Wow. The framers of the Utah Constitution were not messing around.

In 1970, however, it was pretty embarrassing for Utah to have such a radical constitutional amendment while being a center for opposition to a more moderate federal measure. According to Utah History To Go:

"[T]he Utah Supreme Court never invalidated a statute based on [Utah’s] ERA. The court's understanding of the state ERA was that it served a narrow political purpose in 1896. Court rulings in family law cases in the 1970s emphasized traditional husband-wife relations and biological factors and reduced the state ERA to a nullity."

But the story isn’t over yet. The 70s were heady times. That same decade saw the rise of originalism and textualism as methods of constitutional interpretation. Many see this is as a direct response to Roe v. Wade, decided in 1973. Textualism in particular has much to recommend it. The idea is that if you want to know what a constitutional provision means, you simply read it and apply the plain meaning of the text. One of the benefits of textualism is that it makes it much harder to simply ignore or nullify a problematic constitutional provision.

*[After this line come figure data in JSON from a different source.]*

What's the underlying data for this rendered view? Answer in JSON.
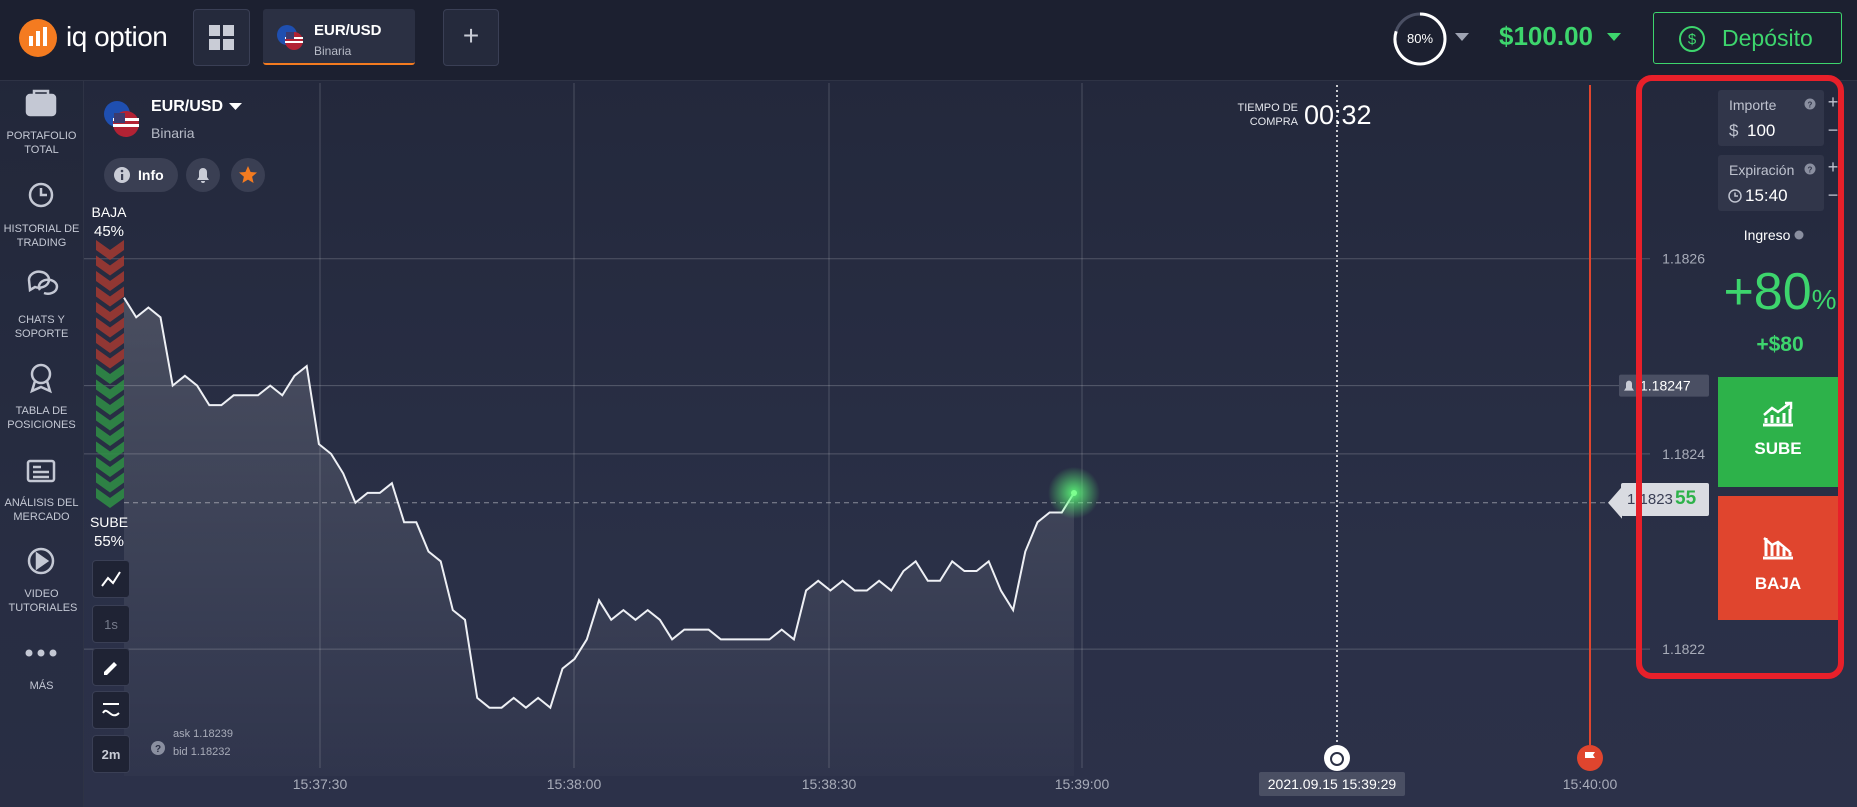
{
  "header": {
    "logo": "iq option",
    "tab": {
      "symbol": "EUR/USD",
      "mode": "Binaria"
    },
    "add_tab": "+",
    "level": "80%",
    "balance": "$100.00",
    "deposit": "Depósito"
  },
  "sidebar": [
    "PORTAFOLIO TOTAL",
    "HISTORIAL DE TRADING",
    "CHATS Y SOPORTE",
    "TABLA DE POSICIONES",
    "ANÁLISIS DEL MERCADO",
    "VIDEO TUTORIALES",
    "MÁS"
  ],
  "asset": {
    "symbol": "EUR/USD",
    "mode": "Binaria",
    "info": "Info"
  },
  "sentiment": {
    "down_label": "BAJA",
    "down_pct": "45%",
    "up_label": "SUBE",
    "up_pct": "55%"
  },
  "tools": [
    "1s",
    "2m"
  ],
  "quote": {
    "ask": "ask 1.18239",
    "bid": "bid 1.18232"
  },
  "timer": {
    "label": "TIEMPO DE COMPRA",
    "value": "00:32"
  },
  "chart": {
    "type": "line",
    "ylim": [
      1.18207,
      1.18278
    ],
    "yticks": [
      1.1822,
      1.1824,
      1.1826
    ],
    "x_labels": [
      "15:37:30",
      "15:38:00",
      "15:38:30",
      "15:39:00",
      "15:40:00"
    ],
    "values": [
      1.18256,
      1.18254,
      1.18255,
      1.18254,
      1.18247,
      1.18248,
      1.18247,
      1.18245,
      1.18245,
      1.18246,
      1.18246,
      1.18246,
      1.18247,
      1.18246,
      1.18248,
      1.18249,
      1.18241,
      1.1824,
      1.18238,
      1.18235,
      1.18236,
      1.18236,
      1.18237,
      1.18233,
      1.18233,
      1.1823,
      1.18229,
      1.18224,
      1.18223,
      1.18215,
      1.18214,
      1.18214,
      1.18215,
      1.18214,
      1.18215,
      1.18214,
      1.18218,
      1.18219,
      1.18221,
      1.18225,
      1.18223,
      1.18224,
      1.18223,
      1.18224,
      1.18223,
      1.18221,
      1.18222,
      1.18222,
      1.18222,
      1.18221,
      1.18221,
      1.18221,
      1.18221,
      1.18221,
      1.18222,
      1.18221,
      1.18226,
      1.18227,
      1.18226,
      1.18227,
      1.18226,
      1.18226,
      1.18227,
      1.18226,
      1.18228,
      1.18229,
      1.18227,
      1.18227,
      1.18229,
      1.18228,
      1.18228,
      1.18229,
      1.18226,
      1.18224,
      1.1823,
      1.18233,
      1.18234,
      1.18234,
      1.18236
    ],
    "alert_price": 1.18247,
    "current_price": 1.18235,
    "current_price_label": [
      "1.1823",
      "55"
    ],
    "expiry_timestamp": "2021.09.15 15:39:29"
  },
  "trade": {
    "amount_label": "Importe",
    "currency": "$",
    "amount": "100",
    "expiry_label": "Expiración",
    "expiry": "15:40",
    "income_label": "Ingreso",
    "payout": "+80",
    "payout_unit": "%",
    "profit": "+$80",
    "up": "SUBE",
    "down": "BAJA"
  }
}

In 2006, the Utah Supreme Court set out what is currently the correct approach to interpreting the Utah Constitution. It wrote:

"The interpretation of the protections afforded by the Utah Constitution appropriately commences with a review of the constitutional text.  Grand County v. Emery County, 2002 UT 57, ¶ 29, 52 P.3d 1148 (explaining that 'our starting point in interpreting a constitutional provision is the textual language itself'). While we first look to the text's plain meaning, State v. Willis, 2004 UT 93, ¶ 4, 100 P.3d 1218, we recognize that constitutional 'language is to be read not as barren words found in a dictionary but as symbols of historic experience illumined by the presuppositions of those who employed them. Dennis v. United States, 341 U.S. 494, 523, 71 S.Ct. 857, 95 L.Ed. 1137 (1951) (Frankfurter, J., concurring). We thus inform our textual interpretation with historical evidence of the framers' intent.  State v. Betensen, 14 Utah 2d 121, 378 P.2d 669, 669-70 (1963) (“[I]t is proper to look not only to the [constitution] itself, but to the background out of which it arose and its practical application in order to determine the [framers'] intent.”); see also Univ. of Utah v. Bd. of Exam'rs, 4 Utah 2d 408, 295 P.2d 348, 361-62 (1956) (“[I]f the words are ambiguous or their meaning not clear, then it is proper to look outside the instrument itself to ascertain what the framers meant by the language used.”). (American Bush v. City of South Salt Lake, ¶ 10). 

So, while the Utah Supreme Court in the 70s was able to ignore Utah’s ERA, it is no longer able to do so. The rise of textualism and originalism as adopted in American Bush means that Utah appellate courts will first need to look to the text. And it seems to me that the text is pretty unambiguous.

There are unanswered questions, however. For instance, what does it mean to have equal religious rights? And what does this mean for Utah’s transgender citizens? Hopefully in the near the future, the Utah Supreme Court will answer some of these questions and render Utah’s secret ERA more than a nullity.